KBR68H – Ditjen Pajak mengakui bukan pekerjaan yang mudah untuk bisa memcapai target penerimaan pajak sekitar Rp 1.000 triliun seperti yang ditetapkan dalam Anggaran Pendapatan dan Belanja Negara (APBN). Dirjen Pajak Fuad Rahmany mengungkapkan, dua masalah yang dihadapi untuk mencapai target tersebut adalah kurangnya jumlah sumber daya manusia dan masih adanya pegawai pajak nakal.
Fuad menjelaskan, jumlah pegawai pajak di seluruh Indonesia sekitar 32.000 orang. Jumlah itu masih sangat sedikit dibandingkan jumlah penduduk Indonesia yang mencapai 240 juta. Dia memberi perbandingan, Jerman yang mempunyai penduduk 40 juta orang mempunyai 110 ribu pegawai pajak.

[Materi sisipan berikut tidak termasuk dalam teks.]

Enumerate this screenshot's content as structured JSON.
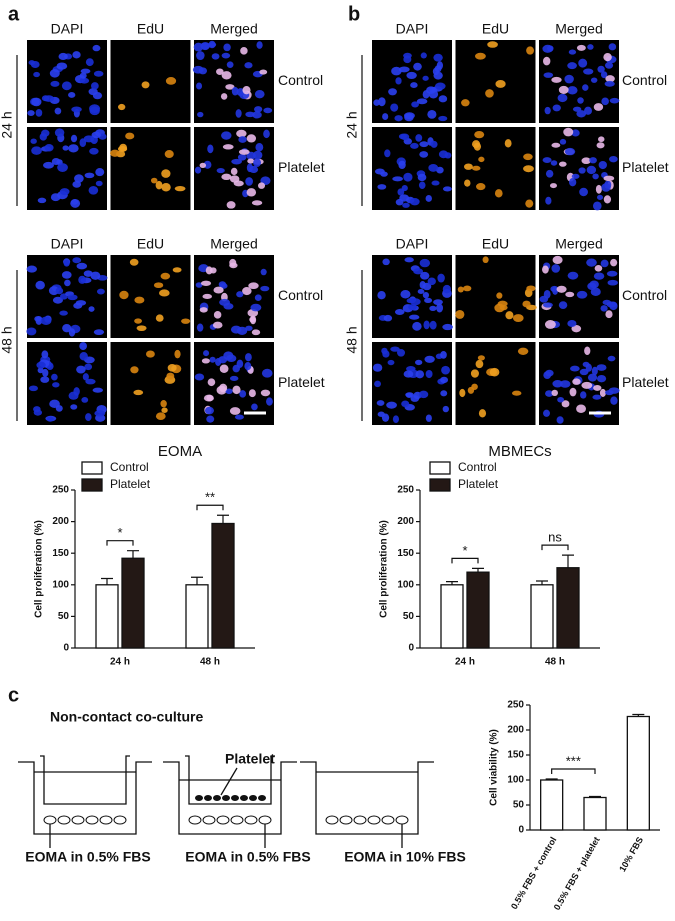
{
  "panels": [
    {
      "label": "a",
      "blocks": [
        {
          "time": "24 h",
          "columns": [
            "DAPI",
            "EdU",
            "Merged"
          ],
          "rows": [
            "Control",
            "Platelet"
          ]
        },
        {
          "time": "48 h",
          "columns": [
            "DAPI",
            "EdU",
            "Merged"
          ],
          "rows": [
            "Control",
            "Platelet"
          ]
        }
      ]
    },
    {
      "label": "b",
      "blocks": [
        {
          "time": "24 h",
          "columns": [
            "DAPI",
            "EdU",
            "Merged"
          ],
          "rows": [
            "Control",
            "Platelet"
          ]
        },
        {
          "time": "48 h",
          "columns": [
            "DAPI",
            "EdU",
            "Merged"
          ],
          "rows": [
            "Control",
            "Platelet"
          ]
        }
      ]
    },
    {
      "label": "c",
      "title": "Non-contact co-culture",
      "insert_label": "Platelet",
      "wells": [
        "EOMA in 0.5% FBS",
        "EOMA in 0.5% FBS",
        "EOMA in 10% FBS"
      ]
    }
  ],
  "chart_data": [
    {
      "type": "bar",
      "title": "EOMA",
      "y_label": "Cell proliferation (%)",
      "categories": [
        "24 h",
        "48 h"
      ],
      "series": [
        {
          "name": "Control",
          "color": "#ffffff",
          "values": [
            100,
            100
          ],
          "errors": [
            10,
            12
          ]
        },
        {
          "name": "Platelet",
          "color": "#231815",
          "values": [
            142,
            197
          ],
          "errors": [
            12,
            13
          ]
        }
      ],
      "annotations": [
        "*",
        "**"
      ],
      "ylim": [
        0,
        250
      ],
      "yticks": [
        0,
        50,
        100,
        150,
        200,
        250
      ]
    },
    {
      "type": "bar",
      "title": "MBMECs",
      "y_label": "Cell proliferation (%)",
      "categories": [
        "24 h",
        "48 h"
      ],
      "series": [
        {
          "name": "Control",
          "color": "#ffffff",
          "values": [
            100,
            100
          ],
          "errors": [
            5,
            6
          ]
        },
        {
          "name": "Platelet",
          "color": "#231815",
          "values": [
            120,
            127
          ],
          "errors": [
            6,
            20
          ]
        }
      ],
      "annotations": [
        "*",
        "ns"
      ],
      "ylim": [
        0,
        250
      ],
      "yticks": [
        0,
        50,
        100,
        150,
        200,
        250
      ]
    },
    {
      "type": "bar",
      "y_label": "Cell viability (%)",
      "categories": [
        "0.5% FBS + control",
        "0.5% FBS + platelet",
        "10% FBS"
      ],
      "values": [
        100,
        65,
        227
      ],
      "errors": [
        2,
        2,
        4
      ],
      "color": "#ffffff",
      "annotation": "***",
      "ylim": [
        0,
        250
      ],
      "yticks": [
        0,
        50,
        100,
        150,
        200,
        250
      ]
    }
  ]
}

“Di Jerman itu, tidak ada satu pun warga negara yang tidak diawasi oleh petugas pajak. Jadi, tidak mudah bagi warga negara disana untuk mangkir bayar pajak. Cina yang jumlah penduduknya 1,5 miliar mempunyai petugas pajak sekitar 900 ribu. Sedangkan di Indonesia, dalam lima tahun terakhir, jumlah pegawai pajak tetap 32 ribu dan hanya ada 10.000 yang turun ke lapangan sebagai Account Representative dan penyidik pajak,”kata Fuad dalam perbincangan dengan pemimpin redaksi sejumlah media massa, beberapa hari lalu.
Fuad menambahkan, dia sudah beberapa kali meminta tambahan 5.000 pegawai untuk Ditjen Pajak. Namun, permintaan itu selalu ditolak oleh Kementerian Pemberdayaan Aparatur Negara dan Reformasi Birokrasi.
Kendala lain yang dihadapi adalah masih adanya pegawai pajak yang ditangkap aparat hukum karena menerima suap dari wajib pajak. Kata Fuad, kasus terakhir yang menimpa dua pegawai pajak yang ditangkap membuat sejumlah pegawai pajak menjadi patah arang.
“Mereka menjadi down, karena setelah bekerja keras untuk mengejar target pajak, tiba-tiba muncul kasus Eko yang ditangkap KPK. Mereka sebenarnya sebal dengan Gayus dan juga Eko yang ditangkap karena kasus suap dari wajib pajak. Kalau mereka malas-malasan bekerja, maka ini tentu akan berpengaruh terhadap penerimaan pajak.”jelas Fuad.
Fuad menambahkan, menemukan orang jujur di Ditjen Pajak bukan hal yang mudah. Karena, godaan suap dari wajib pajak sangat menggiurkan. Dia memberi contoh, sebelum kasus penggelapan pajak masuk ke Pengadilan Pajak, wajib pajak biasanya mulai menawarkan penyidik dengan uang dalam jumlah besar.
“Suapnya itu bukan hitungan puluhan juta lagi tapi bisa miliar. Seperti kasus Eko itu, dia akan ditangkap dengan uang Rp 1 miliaran. Karena, wajib pajak harus membayar denda hingga empat kali lipat apabila kasus itu belum masuk persidangan. Nah, mereka pasti akan berupaya bagaimana caranya agar denda itu tidak harus dibayar empat kali lipat. Jadi, wajib pajak itu biasanya menawarkan uang dalam jumlah besar kepada penyidik agar kasusnya tidak sampai masuk ke pengadilan pajak,”jelas Fuad.